Sementara itu dalam ikon genre prosa lama di Aceh dikenal dengan prosa liris (hikayat), legenda, fabel, haba jameun (cerita rakyat/kabar zaman).

1. Hikayat adalah jenis prosa lama walaupun ada juga pakar sastra yang menyatakan bahwa hikayat itu jenis puisi liris, karena tipografinya seperti syair dan bersajak. Jika dilihat dari unsur intrinsiknya hikayat lebih cocok disebut prosa. Mengingat dalam hikayat lebih dominan ditunjang oleh setting (latar), tokoh, watak (karakter), konfliks dll. Umumnya hikayat bersifat istanasentris, dan cerita raja-raja. Namun ciri utama hikayat adalah anonim (tidak memiliki nama pengarang) seperti umumnya sastra lama lainnya. Ada juga beberapa hikayat yang memiliki nama pengarang seperti hikayat Prang Sabi karya Teungku Syiek Pantee Kulu. Namun dalam tulisan ini saya tidak merujuk kepada ciri umum hikayat. Di Aceh sarat akan hikayat warisan indatu misalnya : hikayat Raja-Raja Pasai, dan hikayat Malem Diwa.

2. Legenda adalah jenis cerita turun temurun bercerita tentang asal usul suatu geografis (asal nama daerah, asal mula sebuah pulau dan sebagainya). Contoh: legenda Ahmad Rhangmanyang yang menjadi pulau batu di Aceh Besar atau legenda si anak durhaka Malin Kundang di Padang, Sumatera Barat, legenda Nyai Roro Kidul, Gunung Tankupan Perahu, Jaka Tingkir (di Jawa), legenda Paya Terbang, legenda Raja Bakoi (di Aceh Utara), puteri Pukes, Loyang Koro, Pengantin Atu Belah (di dataran Tinggi Gayo, Takengon), dan legenda Tapak Tuan (di Aceh Selatan).

3. Fabel adalah cerita yang ditokohkan oleh binatang. Jikapun melibatkan tokoh manusia, namun tokoh binatang dalam cerita fabel lebih dominan. Dalam fabel binatang menjadi aktor utama walaupun tanpa disutradarai oleh manusia cerita tepap berjalan sukses.

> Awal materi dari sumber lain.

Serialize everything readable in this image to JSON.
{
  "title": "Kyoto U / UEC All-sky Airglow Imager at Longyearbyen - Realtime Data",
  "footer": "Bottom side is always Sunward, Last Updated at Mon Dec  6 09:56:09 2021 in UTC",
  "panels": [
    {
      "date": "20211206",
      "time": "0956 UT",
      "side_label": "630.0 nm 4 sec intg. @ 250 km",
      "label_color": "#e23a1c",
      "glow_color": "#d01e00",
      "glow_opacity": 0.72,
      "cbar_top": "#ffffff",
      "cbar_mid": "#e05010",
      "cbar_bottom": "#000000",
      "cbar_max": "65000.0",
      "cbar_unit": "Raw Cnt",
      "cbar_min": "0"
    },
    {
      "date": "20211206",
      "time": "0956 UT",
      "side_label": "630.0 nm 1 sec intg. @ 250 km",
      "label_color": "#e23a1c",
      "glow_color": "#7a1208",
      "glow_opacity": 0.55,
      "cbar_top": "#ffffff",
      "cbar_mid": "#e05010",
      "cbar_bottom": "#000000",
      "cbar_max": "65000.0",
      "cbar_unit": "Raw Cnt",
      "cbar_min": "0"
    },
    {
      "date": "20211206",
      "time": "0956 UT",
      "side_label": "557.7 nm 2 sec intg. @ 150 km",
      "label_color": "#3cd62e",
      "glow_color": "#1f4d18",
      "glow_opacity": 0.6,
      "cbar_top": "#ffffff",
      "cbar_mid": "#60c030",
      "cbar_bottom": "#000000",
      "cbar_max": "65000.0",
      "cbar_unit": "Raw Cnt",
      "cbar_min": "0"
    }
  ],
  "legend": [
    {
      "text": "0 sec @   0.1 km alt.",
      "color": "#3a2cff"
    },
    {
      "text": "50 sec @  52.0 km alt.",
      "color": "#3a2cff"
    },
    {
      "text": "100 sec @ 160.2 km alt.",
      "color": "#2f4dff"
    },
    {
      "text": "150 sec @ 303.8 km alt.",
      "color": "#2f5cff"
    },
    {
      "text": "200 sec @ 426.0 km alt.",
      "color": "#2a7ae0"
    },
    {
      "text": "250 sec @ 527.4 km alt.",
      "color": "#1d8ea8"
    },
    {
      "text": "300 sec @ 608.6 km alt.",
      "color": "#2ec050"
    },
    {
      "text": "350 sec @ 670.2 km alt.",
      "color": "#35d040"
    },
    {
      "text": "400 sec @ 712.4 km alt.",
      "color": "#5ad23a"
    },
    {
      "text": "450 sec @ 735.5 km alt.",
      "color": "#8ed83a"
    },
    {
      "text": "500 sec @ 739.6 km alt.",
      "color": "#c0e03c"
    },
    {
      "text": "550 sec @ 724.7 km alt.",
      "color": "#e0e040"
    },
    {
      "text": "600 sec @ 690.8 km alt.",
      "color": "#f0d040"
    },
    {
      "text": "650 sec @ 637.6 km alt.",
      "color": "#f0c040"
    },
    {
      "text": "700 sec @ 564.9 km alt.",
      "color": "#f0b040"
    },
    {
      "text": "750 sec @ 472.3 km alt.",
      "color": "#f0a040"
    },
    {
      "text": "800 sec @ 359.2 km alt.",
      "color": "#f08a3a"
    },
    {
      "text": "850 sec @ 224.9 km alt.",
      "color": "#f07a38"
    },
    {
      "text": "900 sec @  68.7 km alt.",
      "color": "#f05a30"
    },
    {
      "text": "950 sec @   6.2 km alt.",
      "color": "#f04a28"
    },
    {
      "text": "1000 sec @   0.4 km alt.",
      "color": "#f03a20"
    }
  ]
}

Karena memang demikianlah sebuah fabel dikisahkan. Contoh fabel yang terkenal adalah Sang Kancil dan Harimau, Lutung Kasarung, dan Kera Sakti.

4. Haba Jameun (cerita rakyat) adalah kabar zaman yang diriwatkan dari mulut kemulut. Secara turun temurun. Jika ada cerita rakyat yang terkumpul dalam sebuah buku itu bukanlah milik penghimpun. Melainkan milik semua masyarakat dimana cerita rakyat tersebut berkembang. Sebagai penghargaan kepada penghimpun cerita ini disebut sebagai penyusun atau editor buku tersebut. Seperti kumpulan Kabar Zaman Dari Aceh karya LK. Ara. Cerita rakyat yang terkumpul dalam buku tersebut adalah milik masyarakat Aceh. Tetapi LK.Ara sangat berjasa dengan menerjemahkan cerita rakyat Aceh ke dalam Bahasa Indonesia. Haba jameun biasanya selalu diawali dengan pembukaan seperti berikut ini: bak jameun dile, na sibak bak jambe di leun. Trep nibak trep broek rumoh tinggai sudep… na saboh kisah, yang artinya: pada zaman dahulu ada sebatang pohon jambu di depan rumah. Lama kelamaan rusak rumah tinggal panggang… ada sebuah kisah. Contoh haba jameun : Abu Nawas dan Aneuk Yatim.